The public comment period on the DEIR for the SNRAMP was completed by 2 pm. Many people came to the hearing, hoping to speak, only to find that they had missed the opportunity to do so.
A few people arrived in time to speak, but didn’t arrive in time to hear the staff of the Planning Department acknowledge the mistake about the “Environmentally Superior Alternative.” Therefore, they wasted their public comment by focusing on an error that the Planning Department had made a commitment to correct. No one showed them the courtesy of telling them during the hearing that the error would be corrected.
There are many neighbors of the so-called “natural areas” who have been following this issue for 15 years. They were deeply committed to speaking and they were deprived of the opportunity to do so by the change in the time of the hearing.
3. THE PUBLIC WAS NOT ADEQUATELY INFORMED OF THE EXTENSION OF THE DEADLINE FOR COMMENT
The President of the Planning Commission requested at the public hearing on October 6th that the deadline for written public comments be extended to October 31st. No effort was made to inform the public of this extension of the deadline. The Planning Department was asked (in writing) to inform any member of the public that had been informed of the original deadline of October 17th of this extension. That request was refused.
Such refusal to provide the public with notification of the extension of the deadline will further compromise the public review process.
4. THE PUBLIC WAS NOT ADRQUATELY INFORMED OF THE RE-OPENING OF THE PUBLIC COMMENT PERIOD
The San Francisco Forest Alliance learned (from a neighborhood association) that the public comment on the DEIR was reopened on April 27, 2012 about one week after the notice was mailed.
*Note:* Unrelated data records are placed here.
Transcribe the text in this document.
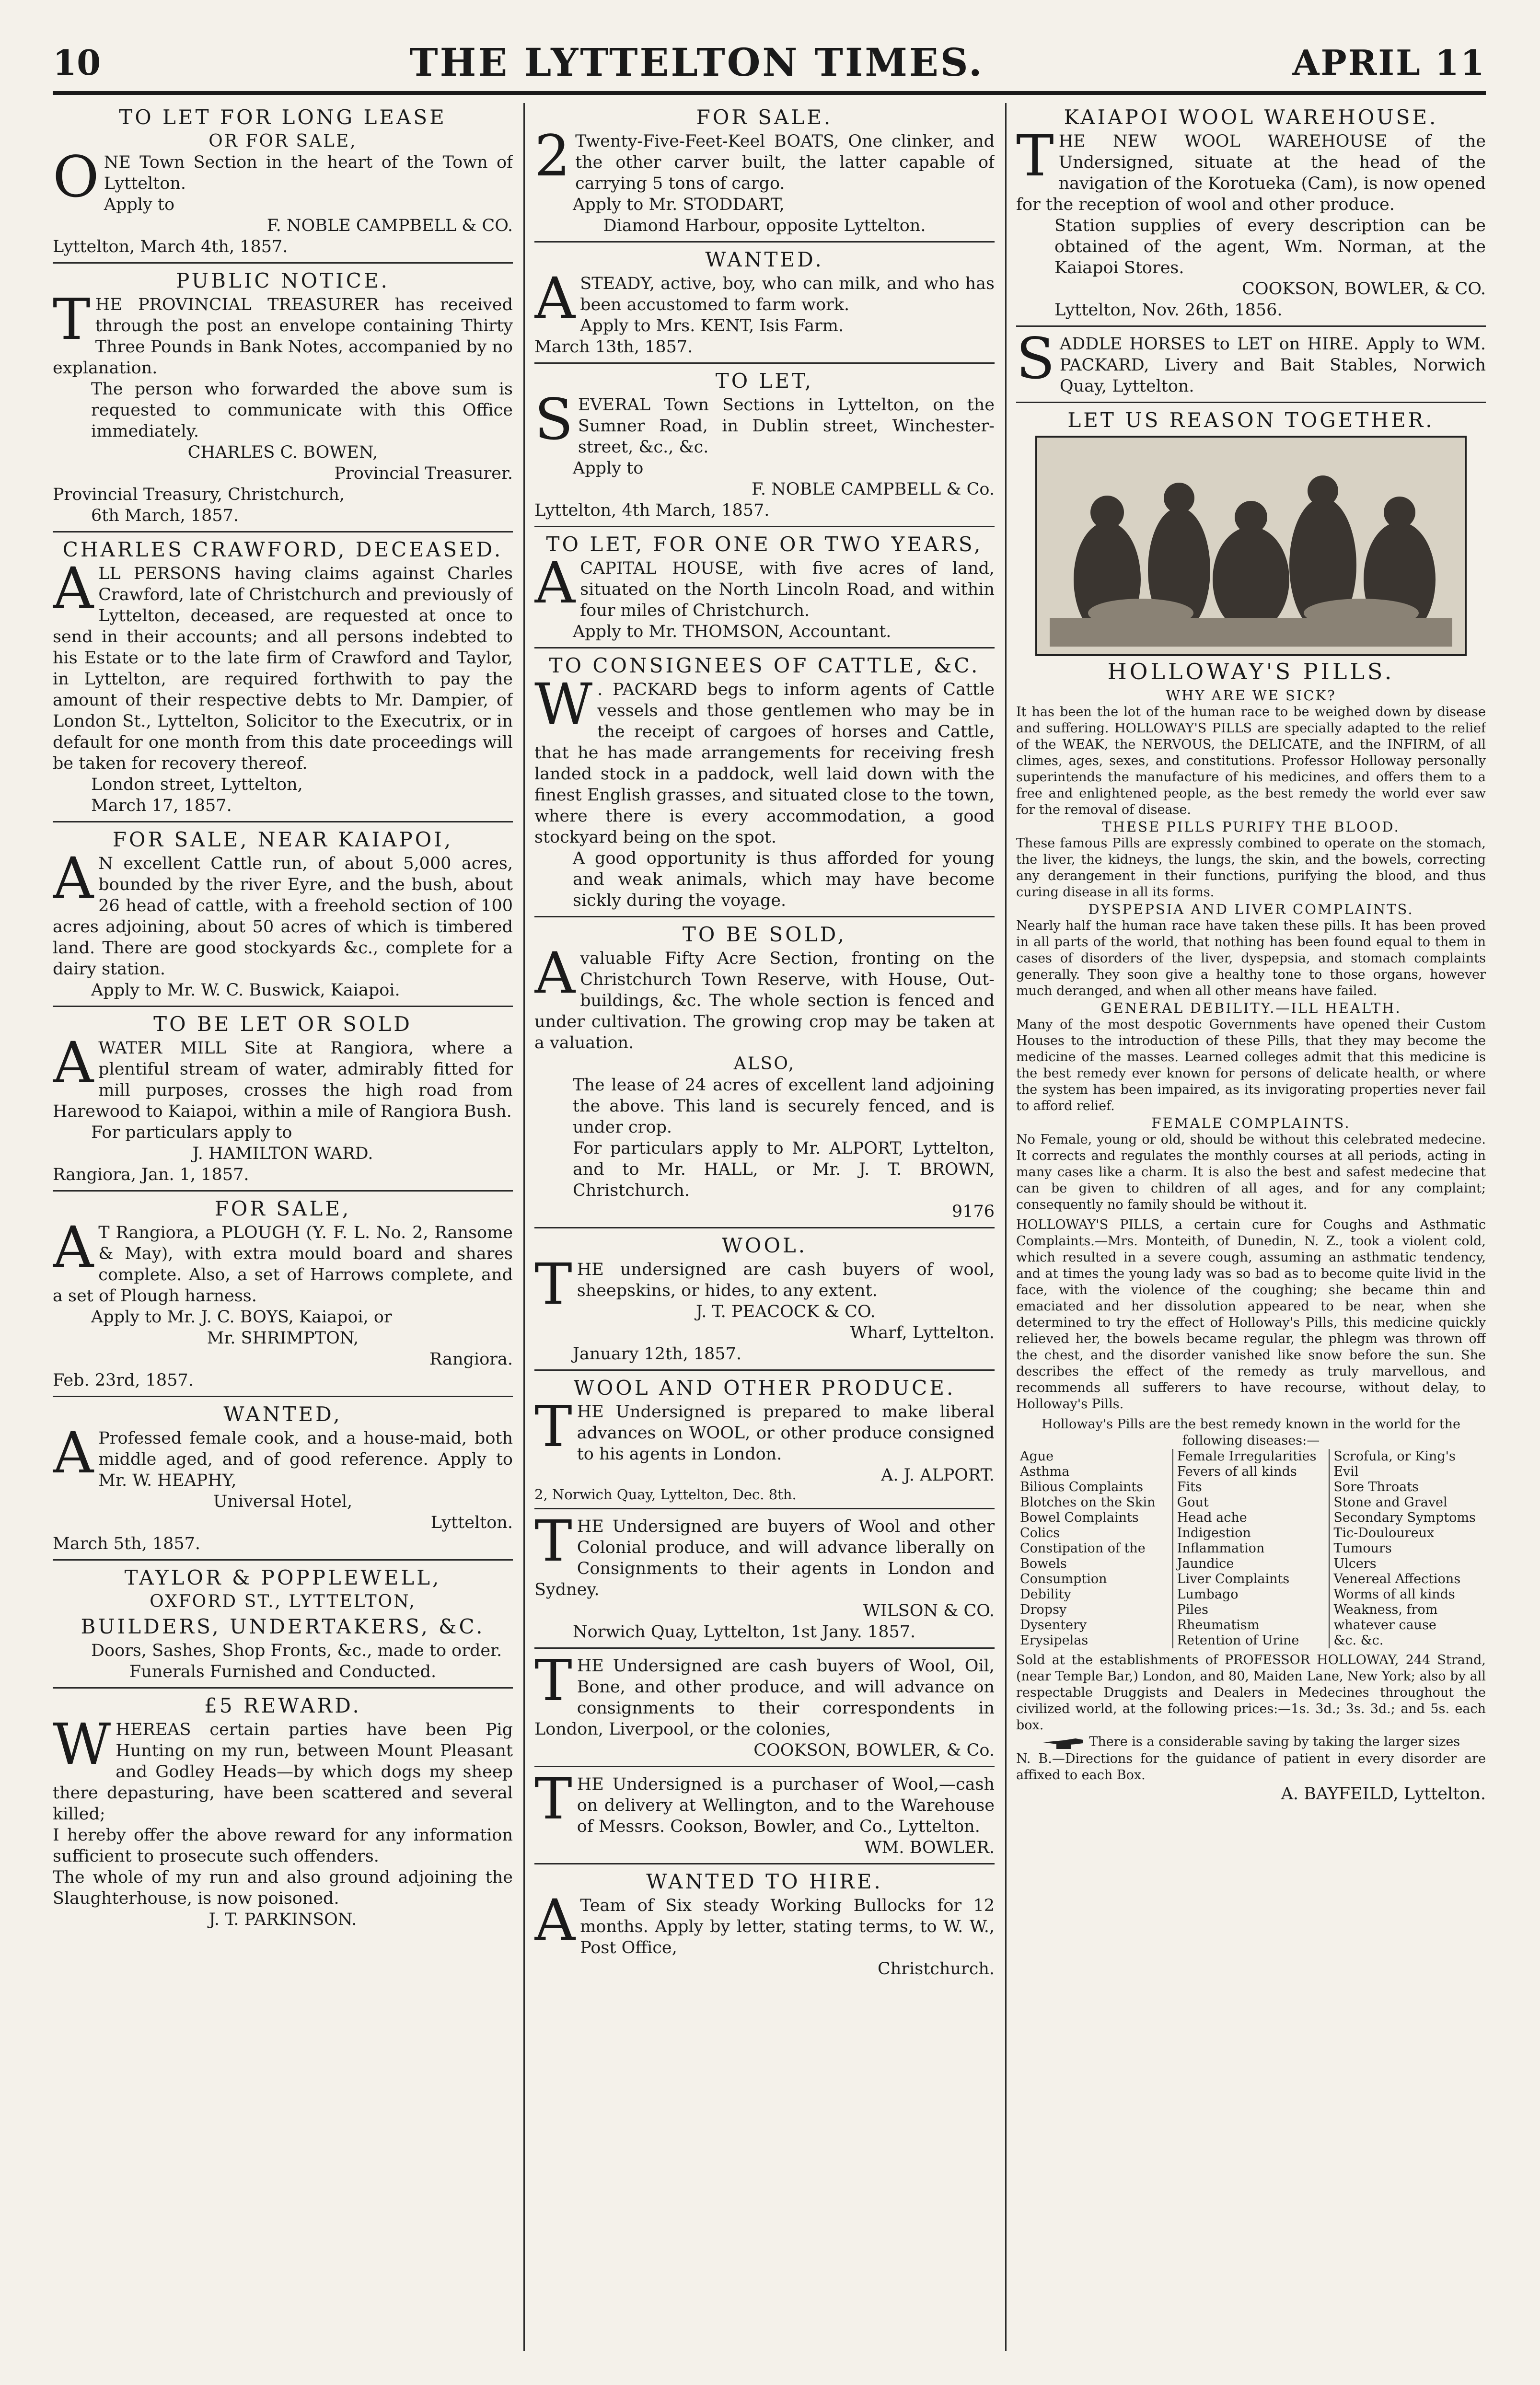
10	THE LYTTELTON TIMES.	APRIL 11
TO LET FOR LONG LEASE
OR FOR SALE,

ONE Town Section in the heart of the Town of Lyttelton.

Apply to

F. NOBLE CAMPBELL & CO.

Lyttelton, March 4th, 1857.

PUBLIC NOTICE.

THE PROVINCIAL TREASURER has received through the post an envelope containing Thirty Three Pounds in Bank Notes, accompanied by no explanation.

The person who forwarded the above sum is requested to communicate with this Office immediately.

CHARLES C. BOWEN,

Provincial Treasurer.

Provincial Treasury, Christchurch,

6th March, 1857.

CHARLES CRAWFORD, DECEASED.

ALL PERSONS having claims against Charles Crawford, late of Christchurch and previously of Lyttelton, deceased, are requested at once to send in their accounts; and all persons indebted to his Estate or to the late firm of Crawford and Taylor, in Lyttelton, are required forthwith to pay the amount of their respective debts to Mr. Dampier, of London St., Lyttelton, Solicitor to the Executrix, or in default for one month from this date proceedings will be taken for recovery thereof.

London street, Lyttelton,

March 17, 1857.

FOR SALE, NEAR KAIAPOI,

A N excellent Cattle run, of about 5,000 acres, bounded by the river Eyre, and the bush, about 26 head of cattle, with a freehold section of 100 acres adjoining, about 50 acres of which is timbered land. There are good stockyards &c., complete for a dairy station.

Apply to Mr. W. C. Buswick, Kaiapoi.

TO BE LET OR SOLD

AWATER MILL Site at Rangiora, where a plentiful stream of water, admirably fitted for mill purposes, crosses the high road from Harewood to Kaiapoi, within a mile of Rangiora Bush.

For particulars apply to

J. HAMILTON WARD.

Rangiora, Jan. 1, 1857.

FOR SALE,

A T Rangiora, a PLOUGH (Y. F. L. No. 2, Ransome & May), with extra mould board and shares complete. Also, a set of Harrows complete, and a set of Plough harness.

Apply to Mr. J. C. BOYS, Kaiapoi, or

Mr. SHRIMPTON,

Rangiora.

Feb. 23rd, 1857.

WANTED,

A Professed female cook, and a house-maid, both middle aged, and of good reference. Apply to Mr. W. HEAPHY,

Universal Hotel,

Lyttelton.

March 5th, 1857.

TAYLOR & POPPLEWELL,
OXFORD ST., LYTTELTON,
BUILDERS, UNDERTAKERS, &C.

Doors, Sashes, Shop Fronts, &c., made to order.

Funerals Furnished and Conducted.

£5 REWARD.

WHEREAS certain parties have been Pig Hunting on my run, between Mount Pleasant and Godley Heads—by which dogs my sheep there depasturing, have been scattered and several killed;

I hereby offer the above reward for any information sufficient to prosecute such offenders.

The whole of my run and also ground adjoining the Slaughterhouse, is now poisoned.

J. T. PARKINSON.

FOR SALE.

2 Twenty-Five-Feet-Keel BOATS, One clinker, and the other carver built, the latter capable of carrying 5 tons of cargo.

Apply to Mr. STODDART,

Diamond Harbour, opposite Lyttelton.

WANTED.

ASTEADY, active, boy, who can milk, and who has been accustomed to farm work.

Apply to Mrs. KENT, Isis Farm.

March 13th, 1857.

TO LET,

SEVERAL Town Sections in Lyttelton, on the Sumner Road, in Dublin street, Winchester-street, &c., &c.

Apply to

F. NOBLE CAMPBELL & Co.

Lyttelton, 4th March, 1857.

TO LET, FOR ONE OR TWO YEARS,

ACAPITAL HOUSE, with five acres of land, situated on the North Lincoln Road, and within four miles of Christchurch.

Apply to Mr. THOMSON, Accountant.

TO CONSIGNEES OF CATTLE, &C.

W . PACKARD begs to inform agents of Cattle vessels and those gentlemen who may be in the receipt of cargoes of horses and Cattle, that he has made arrangements for receiving fresh landed stock in a paddock, well laid down with the finest English grasses, and situated close to the town, where there is every accommodation, a good stockyard being on the spot.

A good opportunity is thus afforded for young and weak animals, which may have become sickly during the voyage.

TO BE SOLD,

Avaluable Fifty Acre Section, fronting on the Christchurch Town Reserve, with House, Out-buildings, &c. The whole section is fenced and under cultivation. The growing crop may be taken at a valuation.

ALSO,

The lease of 24 acres of excellent land adjoining the above. This land is securely fenced, and is under crop.

For particulars apply to Mr. ALPORT, Lyttelton, and to Mr. HALL, or Mr. J. T. BROWN, Christchurch.

9176

WOOL.

THE undersigned are cash buyers of wool, sheepskins, or hides, to any extent.

J. T. PEACOCK & CO.

Wharf, Lyttelton.

January 12th, 1857.

WOOL AND OTHER PRODUCE.

THE Undersigned is prepared to make liberal advances on WOOL, or other produce consigned to his agents in London.

A. J. ALPORT.

2, Norwich Quay, Lyttelton, Dec. 8th.

THE Undersigned are buyers of Wool and other Colonial produce, and will advance liberally on Consignments to their agents in London and Sydney.

WILSON & CO.

Norwich Quay, Lyttelton, 1st Jany. 1857.

THE Undersigned are cash buyers of Wool, Oil, Bone, and other produce, and will advance on consignments to their correspondents in London, Liverpool, or the colonies,

COOKSON, BOWLER, & Co.

THE Undersigned is a purchaser of Wool,—cash on delivery at Wellington, and to the Warehouse of Messrs. Cookson, Bowler, and Co., Lyttelton.

WM. BOWLER.

WANTED TO HIRE.

A Team of Six steady Working Bullocks for 12 months. Apply by letter, stating terms, to W. W., Post Office,

Christchurch.

KAIAPOI WOOL WAREHOUSE.

THE NEW WOOL WAREHOUSE of the Undersigned, situate at the head of the navigation of the Korotueka (Cam), is now opened for the reception of wool and other produce.

Station supplies of every description can be obtained of the agent, Wm. Norman, at the Kaiapoi Stores.

COOKSON, BOWLER, & CO.

Lyttelton, Nov. 26th, 1856.

SADDLE HORSES to LET on HIRE. Apply to WM. PACKARD, Livery and Bait Stables, Norwich Quay, Lyttelton.

LET US REASON TOGETHER.
HOLLOWAY'S PILLS.
WHY ARE WE SICK?

It has been the lot of the human race to be weighed down by disease and suffering. HOLLOWAY'S PILLS are specially adapted to the relief of the WEAK, the NERVOUS, the DELICATE, and the INFIRM, of all climes, ages, sexes, and constitutions. Professor Holloway personally superintends the manufacture of his medicines, and offers them to a free and enlightened people, as the best remedy the world ever saw for the removal of disease.

THESE PILLS PURIFY THE BLOOD.

These famous Pills are expressly combined to operate on the stomach, the liver, the kidneys, the lungs, the skin, and the bowels, correcting any derangement in their functions, purifying the blood, and thus curing disease in all its forms.

DYSPEPSIA AND LIVER COMPLAINTS.

Nearly half the human race have taken these pills. It has been proved in all parts of the world, that nothing has been found equal to them in cases of disorders of the liver, dyspepsia, and stomach complaints generally. They soon give a healthy tone to those organs, however much deranged, and when all other means have failed.

GENERAL DEBILITY.—ILL HEALTH.

Many of the most despotic Governments have opened their Custom Houses to the introduction of these Pills, that they may become the medicine of the masses. Learned colleges admit that this medicine is the best remedy ever known for persons of delicate health, or where the system has been impaired, as its invigorating properties never fail to afford relief.

FEMALE COMPLAINTS.

No Female, young or old, should be without this celebrated medecine. It corrects and regulates the monthly courses at all periods, acting in many cases like a charm. It is also the best and safest medecine that can be given to children of all ages, and for any complaint; consequently no family should be without it.

HOLLOWAY'S PILLS, a certain cure for Coughs and Asthmatic Complaints.—Mrs. Monteith, of Dunedin, N. Z., took a violent cold, which resulted in a severe cough, assuming an asthmatic tendency, and at times the young lady was so bad as to become quite livid in the face, with the violence of the coughing; she became thin and emaciated and her dissolution appeared to be near, when she determined to try the effect of Holloway's Pills, this medicine quickly relieved her, the bowels became regular, the phlegm was thrown off the chest, and the disorder vanished like snow before the sun. She describes the effect of the remedy as truly marvellous, and recommends all sufferers to have recourse, without delay, to Holloway's Pills.

Holloway's Pills are the best remedy known in the world for the following diseases:—

Ague
Asthma
Bilious Complaints
Blotches on the Skin
Bowel Complaints
Colics
Constipation of the Bowels
Consumption
Debility
Dropsy
Dysentery
Erysipelas

Female Irregularities
Fevers of all kinds
Fits
Gout
Head ache
Indigestion
Inflammation
Jaundice
Liver Complaints
Lumbago
Piles
Rheumatism
Retention of Urine

Scrofula, or King's Evil
Sore Throats
Stone and Gravel
Secondary Symptoms
Tic-Douloureux
Tumours
Ulcers
Venereal Affections
Worms of all kinds
Weakness, from whatever cause
&c. &c.

Sold at the establishments of PROFESSOR HOLLOWAY, 244 Strand, (near Temple Bar,) London, and 80, Maiden Lane, New York; also by all respectable Druggists and Dealers in Medecines throughout the civilized world, at the following prices:—1s. 3d.; 3s. 3d.; and 5s. each box.

There is a considerable saving by taking the larger sizes

N. B.—Directions for the guidance of patient in every disorder are affixed to each Box.

A. BAYFEILD, Lyttelton.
SFFA immediately requested that this public notice be distributed more widely to the neighbors of the natural areas and posted in the natural areas. This request was refused.
According to the mailing list that was used to distribute the notice of the reopening of the public comment period, the same neighborhood associations that were notified of the first public comment period were notified again. The second public comment period was not more widely distributed than the first. The organizations that had an opportunity to comment in October 2011 were essentially given a second opportunity to comment. This is preferential treatment that will further jeopardize the fairness of the public process.
The reopening of the public comment period was another opportunity for the DEIR to be corrected. The incorrect statement on page 2 of the DEIR stating that the Maximum Restoration Alternative is the Environmentally Superior Alternative was not corrected when the public comment period was reopened. That incorrect statement was simply redistributed and reposted to the Planning Department website. Once again, the refusal to correct this statement will prejudice the public comment.
The public review and comment process was severely compromised by a serious mistake and by several actions of the Planning Department staff. The appropriate legal remedies for these mistakes are:
- Correct the DEIR by accurately identifying the “Environmentally Superior Alternative”
- Distribute the corrected DEIR in the same manner as the original was distributed
- Announce another public hearing along with the corrected DEIR
- Announce another deadline for written public comments that is at least as long as the original period
- Distribute the public notice regarding the new public comment period to the neighbors of the natural areas and post the public notice in the natural areas.
The public review and comment period for the DEIR for the SNRAMP has been a stunning display of unfair dealing with the taxpayers who are paying for this project. It is experiences such as this that turn taxpayers into protesters.